Let’s try getting back in the swing of posting again, shall we? Thanks to those who have stuck around through the ups and downs of my posting frequency 😉
I’m actually really excited to see everyone’s post for today’s topic, because it’s been a bit of a hard one for me to mull over and I’m keen to see what other people find unique about certain books.
1. The Illuminae Files – Amie Kaufman & Jay Kristoff
I know I go on about these a lot, but their unique format was originally what put me off picking up this series despite constantly seeing it on people’s blogs or bookstagram feeds. Believe me when I say that if I can wrap my head around the format of the book, so can you, and it’s well worth the ride!
2. Eleanor Oliphant is Completely Fine – Gail Honeyman
I am desperately trying to put my finger on WHY this book stood out to me as one-of-a-kind, and it might be genuinely impossible for me to figure out. What I do know if that when I closed the cover on the last chapter, I felt like it was the kind of book you don’t get to experience every day, and that the story within was at once universal and wholly individual. I’d recommend reading it, you might disagree with me on it’s uniqueness but I think you’ll find something you like about it anyway.

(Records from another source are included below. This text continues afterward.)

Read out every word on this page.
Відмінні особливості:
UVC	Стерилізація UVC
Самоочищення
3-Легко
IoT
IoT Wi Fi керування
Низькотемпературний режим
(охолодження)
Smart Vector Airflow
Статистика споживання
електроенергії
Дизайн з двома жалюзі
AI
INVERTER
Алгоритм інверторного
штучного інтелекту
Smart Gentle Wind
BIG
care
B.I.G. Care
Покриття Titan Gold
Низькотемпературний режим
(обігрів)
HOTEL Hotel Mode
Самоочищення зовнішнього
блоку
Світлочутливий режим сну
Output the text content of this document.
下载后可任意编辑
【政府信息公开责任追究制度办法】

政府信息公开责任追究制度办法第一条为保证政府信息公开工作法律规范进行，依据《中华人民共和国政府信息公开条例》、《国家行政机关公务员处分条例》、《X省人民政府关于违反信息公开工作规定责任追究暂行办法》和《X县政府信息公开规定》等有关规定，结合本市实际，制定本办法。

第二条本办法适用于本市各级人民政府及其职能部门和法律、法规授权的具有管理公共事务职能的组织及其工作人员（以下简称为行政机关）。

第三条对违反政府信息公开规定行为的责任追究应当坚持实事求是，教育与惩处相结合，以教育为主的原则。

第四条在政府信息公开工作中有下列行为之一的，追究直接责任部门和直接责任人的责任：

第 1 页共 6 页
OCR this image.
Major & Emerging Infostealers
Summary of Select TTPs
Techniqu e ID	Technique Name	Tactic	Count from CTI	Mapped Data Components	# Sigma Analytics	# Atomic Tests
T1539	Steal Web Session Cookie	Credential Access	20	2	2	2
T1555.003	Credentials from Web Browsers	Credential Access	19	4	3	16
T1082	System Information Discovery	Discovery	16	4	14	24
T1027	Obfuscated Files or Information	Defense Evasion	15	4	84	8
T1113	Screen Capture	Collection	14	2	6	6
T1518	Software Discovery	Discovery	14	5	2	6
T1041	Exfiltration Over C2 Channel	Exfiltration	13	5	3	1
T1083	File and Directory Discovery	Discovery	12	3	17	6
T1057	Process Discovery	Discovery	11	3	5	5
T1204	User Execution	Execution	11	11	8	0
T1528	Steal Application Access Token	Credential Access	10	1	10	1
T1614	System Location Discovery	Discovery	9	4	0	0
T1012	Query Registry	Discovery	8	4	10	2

3. The Poet X – Elizabeth Acevedo
It took me a little bit to get in to the rhythm of this book, as it’s written entirely in poems by the main character, but still threads a full chronological narrative together. As it progressed though, I fell in love with the writing and the format, and I’m still impressed by Acevedo’s unique ability to write a book of poems that left no gaps in story or characterisation.